Verme (Parahumanos #1)

Capítulo 43

Verme (Parahumanos #1)

Passear é a coisa favorita do Brutus!

Outros cães estão esbarrando os ombros com Brutus, todos com pressa para chegar até o Mestre. Vira a esquina rápido demais, as garras arranham o chão para ganhar aderência. Cai um pouco. Judas hesita, cheira, mas Angelica já está à frente de Brutus. Menina travessa. Brutus Rosna um pouco para Angelica, ela recua, fica para trás. Brutus é o rei. Angelica devia saber disso. Brutus chega primeiro ao Mestre, como deve ser.

Brutus é o líder, mas o Mestre é o alfa. Líder do bando. Não líder do seu próprio povo, mas tudo bem. Ela se baixa e faz arranhões profundos e ásperos no pescoço e ombros de Brutus. Perfeitos, porque penetram através de pelo grosso de Brutus. A cauda dele abana tão forte que as patas de trás escorregam no chão. Cai de lado, vira de barriga para cima, para que o Mestre possa fazer carinho na barriga. E ela faz, e isso é êxtase.

O Mestre está magoado e machucado. Brutus sabe disso. Quando ela se abaixa, move-se mais devagar, faz pequenos sons enquanto faz movimentos maiores, como ajoelhar ou levantar. Ela cheira a sangue seco, estresse e suor de uma forma que ela geralmente não cheira.

“Angelica, Judas, fica,” diz o Mestre, “Não vou levar vocês dois.” Brutus não entende, mas o som do Mestre parece arrependido. Como quando ela estava subindo as escadas e, sem querer, chutou Brutus no queixo porque ele estava seguindo muito de perto. Ela faz um carinho em cada um deles, sem entusiasmo. Eles ficam felizes em receber carinho, mas não querem passear. A cauda de Brutus para de abanar. Será que ele não vai passear?

O Mestre pega a coleira. “Brutus, bom menino. Passear?” A cauda volta a abanar freneticamente. O Mestre manda Brutus sentar, ele senta. É um bom menino. Ela coloca sacolas plásticas no bolso de trás e prende a mochila nas costas. Mochila incomum. Normalmente, o Mestre não leva mochila para passear. Talvez uma tarefa?

“Vamos fazer uma tarefa, tá bom, rapaz?” Diz o Mestre. Brutus abana a cauda. Aí ele tinha razão! Tarefas sempre são interessantes. Brutus dá alguns passos animado, antes de lembrar de ser um bom menino. O Mestre não gosta quando Brutus puxa a coleira. Ela calça os sapatos, pega as chaves que tilintam, os papelotes que às vezes ela come, que Brutus não pode, porque é cachorro. Os papelotes vão no bolso esquerdo. Ela pega biscoitos para os cães, que vão no bolso direito, para depois. Toca Judas e Angelica com biscoitos. Biscoito para Brutus?

“Depois, biscoitinhos,” diz o Mestre. ‘Depois’ é uma palavra familiar, mas o significado não fica claro. Brutus sente uma decepção esmagadora ao ver os biscoitos entrarem no bolso direito do Mestre. Ele pula um pouquinho, para lembrar ao Mestre que ela esqueceu de dar um biscoito para ele. O Mestre faz um som de berro bravo e Brutus já fica arrependido. Caindo a cauda, as orelhas para baixo.

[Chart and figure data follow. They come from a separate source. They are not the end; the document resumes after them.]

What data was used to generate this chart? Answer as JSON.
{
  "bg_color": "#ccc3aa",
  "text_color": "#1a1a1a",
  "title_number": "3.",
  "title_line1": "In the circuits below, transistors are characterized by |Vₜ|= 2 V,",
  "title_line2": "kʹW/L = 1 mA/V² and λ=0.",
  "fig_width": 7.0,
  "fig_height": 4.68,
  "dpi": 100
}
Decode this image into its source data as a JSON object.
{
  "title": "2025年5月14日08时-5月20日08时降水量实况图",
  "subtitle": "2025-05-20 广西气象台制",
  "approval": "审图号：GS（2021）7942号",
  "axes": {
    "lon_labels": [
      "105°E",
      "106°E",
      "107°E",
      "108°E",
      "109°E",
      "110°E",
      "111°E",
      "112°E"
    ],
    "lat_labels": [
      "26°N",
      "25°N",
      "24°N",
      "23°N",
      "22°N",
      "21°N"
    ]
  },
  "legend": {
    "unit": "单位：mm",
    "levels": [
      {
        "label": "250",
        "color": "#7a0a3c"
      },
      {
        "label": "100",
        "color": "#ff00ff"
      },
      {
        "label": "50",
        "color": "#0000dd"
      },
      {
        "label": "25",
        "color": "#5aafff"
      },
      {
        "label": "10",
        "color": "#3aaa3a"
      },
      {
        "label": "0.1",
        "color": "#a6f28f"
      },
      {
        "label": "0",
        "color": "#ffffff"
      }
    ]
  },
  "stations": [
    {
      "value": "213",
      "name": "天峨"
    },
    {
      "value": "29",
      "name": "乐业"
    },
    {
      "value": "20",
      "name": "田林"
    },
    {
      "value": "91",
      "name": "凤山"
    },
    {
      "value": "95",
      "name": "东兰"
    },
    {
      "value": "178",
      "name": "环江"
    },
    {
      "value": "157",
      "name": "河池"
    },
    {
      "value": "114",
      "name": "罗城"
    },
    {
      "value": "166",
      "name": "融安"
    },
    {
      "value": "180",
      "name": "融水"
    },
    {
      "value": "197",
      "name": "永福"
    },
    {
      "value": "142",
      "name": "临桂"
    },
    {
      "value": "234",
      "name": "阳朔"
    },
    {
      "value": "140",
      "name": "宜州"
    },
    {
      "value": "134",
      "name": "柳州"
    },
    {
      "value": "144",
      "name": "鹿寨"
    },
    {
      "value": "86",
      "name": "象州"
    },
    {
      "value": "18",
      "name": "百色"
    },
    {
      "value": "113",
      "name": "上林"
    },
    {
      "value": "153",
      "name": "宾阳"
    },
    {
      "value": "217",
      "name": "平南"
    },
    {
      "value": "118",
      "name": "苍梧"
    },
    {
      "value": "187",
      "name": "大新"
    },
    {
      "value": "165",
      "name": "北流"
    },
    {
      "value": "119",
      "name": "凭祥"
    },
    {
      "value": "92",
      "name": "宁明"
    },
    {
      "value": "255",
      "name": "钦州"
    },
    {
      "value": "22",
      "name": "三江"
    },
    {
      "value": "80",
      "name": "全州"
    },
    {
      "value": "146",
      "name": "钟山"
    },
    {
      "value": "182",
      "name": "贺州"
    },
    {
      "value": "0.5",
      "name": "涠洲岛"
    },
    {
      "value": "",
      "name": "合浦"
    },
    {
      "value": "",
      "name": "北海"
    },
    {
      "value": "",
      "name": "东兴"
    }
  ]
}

“Filho da mãe, espera aí,” fala o homem sem cheiro. O homem sem cheiro deixa Brutus nervoso, porque é grande, mas não tem cheiro. Mas é o alfa do Mestre, então ela para e ouve.

“Você vai sair?” pergunta o homem sem cheiro.

“Trabalho,” responde o Mestre.

O homem sem cheiro espera por algo, depois fala novamente, “Você tá bem?”

“Porra, que maravilha.” Brutus sabe que o Mestre só fala palavrão assim quando está brava.

“Sinceramente, tenho dificuldades em acreditar. Você tava bem mal quando te encontrei com o Über e os capangas do Leet, e com aqueles do ABB.”

“Tô bem agora,” diz o Mestre. Ela soa irritada. Brutus se aproxima, pronto para rosnar e acrescentar sua voz à dela, mas o Mestre puxa um pouco na coleira e Brutus fica quieto.

“Quando te encontrei, um deles te tinha amarrada ao teto pelos pulsos e tava usando você como saco de pancadas.”

Ela evita olhar nos olhos. Brutus entende que isso é sinal de que ela considera o homem sem cheiro como seu alfa. Quando ela fala de novo, ainda parece brava: “Fiz uma besteira. Eu tava entediada, inquieta, achei que fosse passear com Angelica e ver se encontrava vocês no lugar do dinheiro. Alguém me reconheceu e me seguiu. Fui burra, paguei o preço por isso. Tô bem agora, conseguimos o dinheiro, tá tudo bem.”

O homem sem cheiro suspira. Parece um pouco zangado ao dizer: “Não é... não, esquece. Não adianta falar nisso. Mas e se alguém reconhecer você enquanto estiver passeando com ele?”

“Vou reagir mais rápido, mais firme. Ou vai me dizer que não posso mais passear com meus cães?” De repente, o Mestre fica tenso. Brutus consegue ver nas pernas dela, ouvir na voz, sentir no aperto na coleira.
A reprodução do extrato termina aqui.